[the Subways] charlotte sometimes
Date : 22 février 2006
Une salle (La Maroquinerie) remplie (sold-out) de djeunz (moyenne d'âge 25 ans maximum), un public très féminin (c'est bien, ça permet d'éviter d'avoir des grands devant soi), des paroles connues par coeur... ce soir, la "next big thing" anglaise était chez nous, dans le cadre assez incertain de "la nuit de l'alligator" !
Avant cela, une première partie assez hallucinante... Un duo, un batteur-chanteur accompagné d'un claviériste-bidouilleur, qui nous propose un retour vers le psychédélisme dans tout ce qu'il avait de plus sirupeux et inintéressant, avec des nappes d'orgue à la Doors, une voix incompréhensible avec 250 kilos de réverb', des rythmes néandertaliens, des vidéos psychotiques, des musiciens totalement envoûtés par leur musique (leur dealer ne les trompe pas sur la marchandise...), 3/4 d'heure de concert dont 44'50 de trop, autant le dire tout net : les ZZZ, c'est loin d'être top !

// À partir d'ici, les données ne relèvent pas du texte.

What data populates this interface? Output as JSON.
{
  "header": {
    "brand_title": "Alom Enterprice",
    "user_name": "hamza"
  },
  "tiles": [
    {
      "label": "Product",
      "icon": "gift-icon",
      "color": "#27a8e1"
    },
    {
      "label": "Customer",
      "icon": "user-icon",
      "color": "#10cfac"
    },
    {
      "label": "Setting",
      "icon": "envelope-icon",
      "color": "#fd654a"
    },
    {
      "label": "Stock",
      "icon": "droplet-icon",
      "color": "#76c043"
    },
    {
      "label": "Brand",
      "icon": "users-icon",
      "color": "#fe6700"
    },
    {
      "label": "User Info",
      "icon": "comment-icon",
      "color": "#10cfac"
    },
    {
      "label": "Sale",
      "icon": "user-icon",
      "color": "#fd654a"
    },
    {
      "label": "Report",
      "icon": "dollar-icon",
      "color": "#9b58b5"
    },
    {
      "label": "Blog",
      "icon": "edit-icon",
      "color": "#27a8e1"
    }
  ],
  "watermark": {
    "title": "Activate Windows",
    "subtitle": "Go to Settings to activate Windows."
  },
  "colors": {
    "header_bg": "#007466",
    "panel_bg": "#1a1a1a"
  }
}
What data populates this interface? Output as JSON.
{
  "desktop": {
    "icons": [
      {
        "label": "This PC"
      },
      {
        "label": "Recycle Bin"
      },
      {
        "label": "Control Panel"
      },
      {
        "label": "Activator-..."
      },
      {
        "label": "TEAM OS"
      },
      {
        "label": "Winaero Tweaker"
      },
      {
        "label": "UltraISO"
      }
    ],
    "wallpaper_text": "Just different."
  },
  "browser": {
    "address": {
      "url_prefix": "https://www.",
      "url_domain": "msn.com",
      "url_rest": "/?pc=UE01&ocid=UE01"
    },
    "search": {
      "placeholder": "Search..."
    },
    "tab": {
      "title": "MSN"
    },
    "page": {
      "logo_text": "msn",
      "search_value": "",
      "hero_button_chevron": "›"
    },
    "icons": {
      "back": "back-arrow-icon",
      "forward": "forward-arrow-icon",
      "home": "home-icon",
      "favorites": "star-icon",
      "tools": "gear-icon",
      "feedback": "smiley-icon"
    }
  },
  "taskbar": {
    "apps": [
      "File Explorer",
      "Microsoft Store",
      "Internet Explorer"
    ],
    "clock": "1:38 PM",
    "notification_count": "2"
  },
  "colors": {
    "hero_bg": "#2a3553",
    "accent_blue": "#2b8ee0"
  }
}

Ca s'arrange très vite avec la tête d'affiche, un petit trio basse-batterie-guitare de nom assez underground : The Subways sont à Paris... Si on veut coller des étiquettes, on peut parler de rock, de new rock, de pop-punk, bref vous appelez ça comme vous voulez, dans tous les cas ça déchire grave ! Le batteur mérite largement son salaire, vu l'énergie qu'il dépense, l'affriolante bassiste à tête de Samantha Fox et voix très aiguë arpente la scène sans cesse ni repos, le chanteur a des faux airs de TV Smith, ce qui rappelle donc les Adverts, mais on peut également y voir du Kaito, du 80's Matchbox, éventuellement du Metric, pourquoi pas du Sleater-Kinney ou des Sahara Hotnights, l'influence des Jam est cachée mais évidente, bref c'est assez varié, pas nécessairement très inventif mais compensé par le fun et l'énergie, le public est enchanté, le seul bémol tenant au temps : moins d'une heure de concert, ça ne permet pas d'oublier la première partie...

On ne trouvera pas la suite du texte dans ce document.